Scientists and archeologists have evidence that ancient humans began cooking nearly a million years ago, but there was very little evidence of when we began to cook vegetables — until now.
Led by the University of Bristol's School of Chemistry, scientists from institutions around the world found the earliest evidence of humans cooking plants in unglazed pottery from two sites in the Libyan Sahara. The vessels date back to about 10,000 years, or 8200 to 6400 BC.
The researchers analyzed the ancient pottery and found lipid residues preserved in the pots, which means that they were used for cooking plants.
Upon further investigation of the preserved plant oil and wax compounds, the team was also able to identify the specific types of plants that were processed: grains, aquatic plants, and the leafy components of terrestrial plants.
Examples of plants and grains found at the site, according to Seeker, are "parts of fig trees, cattails, cypress, burr or carrot seed grass, cassia, and desert date ... millet, foxtail grass, and barnyard grass and its fruits."
"Until now, the importance of plants in prehistoric diets has been under-recognized but this work clearly demonstrates the importance of plants as a reliable dietary resource," said Julie Dunne, lead author of the paper, published in the scientific journal Nature Plant.
"These findings also emphasize the sophistication of these early hunter-gatherers in their utilization of a broad range of plant types, and the ability to boil them for long periods of time in newly invented ceramic vessels would have significantly increased the range of plants prehistoric people could eat."

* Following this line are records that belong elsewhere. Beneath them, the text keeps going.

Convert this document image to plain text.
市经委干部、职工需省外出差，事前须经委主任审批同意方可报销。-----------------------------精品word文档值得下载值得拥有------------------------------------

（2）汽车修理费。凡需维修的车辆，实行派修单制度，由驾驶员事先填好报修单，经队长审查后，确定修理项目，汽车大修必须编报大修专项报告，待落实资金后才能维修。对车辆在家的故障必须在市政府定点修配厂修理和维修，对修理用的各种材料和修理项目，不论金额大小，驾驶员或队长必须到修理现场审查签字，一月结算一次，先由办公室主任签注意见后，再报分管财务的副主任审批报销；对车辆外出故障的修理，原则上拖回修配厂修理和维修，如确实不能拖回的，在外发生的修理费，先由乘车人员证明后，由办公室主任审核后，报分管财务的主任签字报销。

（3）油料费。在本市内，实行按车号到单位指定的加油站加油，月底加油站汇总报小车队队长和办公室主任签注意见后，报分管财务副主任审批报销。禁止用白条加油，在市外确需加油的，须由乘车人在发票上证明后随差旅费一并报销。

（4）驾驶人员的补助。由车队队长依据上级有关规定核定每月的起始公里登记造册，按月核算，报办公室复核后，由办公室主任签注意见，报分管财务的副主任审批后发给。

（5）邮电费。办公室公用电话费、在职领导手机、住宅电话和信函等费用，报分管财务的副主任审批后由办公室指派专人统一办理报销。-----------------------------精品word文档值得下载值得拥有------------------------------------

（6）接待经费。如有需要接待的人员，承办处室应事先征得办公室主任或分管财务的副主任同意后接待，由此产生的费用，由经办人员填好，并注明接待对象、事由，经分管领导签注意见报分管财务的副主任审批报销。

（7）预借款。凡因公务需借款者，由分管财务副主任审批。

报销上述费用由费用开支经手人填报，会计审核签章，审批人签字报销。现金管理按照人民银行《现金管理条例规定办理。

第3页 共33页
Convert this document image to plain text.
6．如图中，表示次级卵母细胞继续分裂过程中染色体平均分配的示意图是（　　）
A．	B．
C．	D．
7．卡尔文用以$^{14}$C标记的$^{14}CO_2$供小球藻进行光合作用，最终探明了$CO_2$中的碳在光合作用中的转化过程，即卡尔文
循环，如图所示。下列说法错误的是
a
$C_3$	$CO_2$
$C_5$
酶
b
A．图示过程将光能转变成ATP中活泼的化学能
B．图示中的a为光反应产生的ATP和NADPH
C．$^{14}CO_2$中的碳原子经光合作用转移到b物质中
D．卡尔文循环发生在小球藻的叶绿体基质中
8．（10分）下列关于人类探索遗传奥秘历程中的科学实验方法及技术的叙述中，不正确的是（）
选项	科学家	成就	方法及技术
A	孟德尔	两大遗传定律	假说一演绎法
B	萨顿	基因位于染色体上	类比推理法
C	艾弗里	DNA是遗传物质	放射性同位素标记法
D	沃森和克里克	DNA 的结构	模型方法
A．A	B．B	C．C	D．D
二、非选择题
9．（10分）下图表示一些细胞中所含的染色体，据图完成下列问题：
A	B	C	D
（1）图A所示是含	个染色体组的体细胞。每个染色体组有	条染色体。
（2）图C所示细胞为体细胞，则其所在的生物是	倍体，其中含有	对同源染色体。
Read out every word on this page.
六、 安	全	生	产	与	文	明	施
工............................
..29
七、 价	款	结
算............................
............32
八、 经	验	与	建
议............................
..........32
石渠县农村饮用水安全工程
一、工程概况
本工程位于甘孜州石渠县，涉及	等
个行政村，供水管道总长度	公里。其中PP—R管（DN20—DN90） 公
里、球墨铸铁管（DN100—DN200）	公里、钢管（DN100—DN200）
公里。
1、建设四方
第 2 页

Got that? People invented pottery, ergo they could now boil food — and what came first but a big mess of greens. Your great-great-greats were boiling greens way before you were around to turn your nose up at overcooked spinach.
In all seriousness, this is really fascinating news. Much of what we knew about ancient cooking had to do with fires and pits, the crude equipment for roasting meat. But this shows how the creation of cooking vessels significantly expanded food preparation techniques as well as the food we eat — from greens to grains and beyond.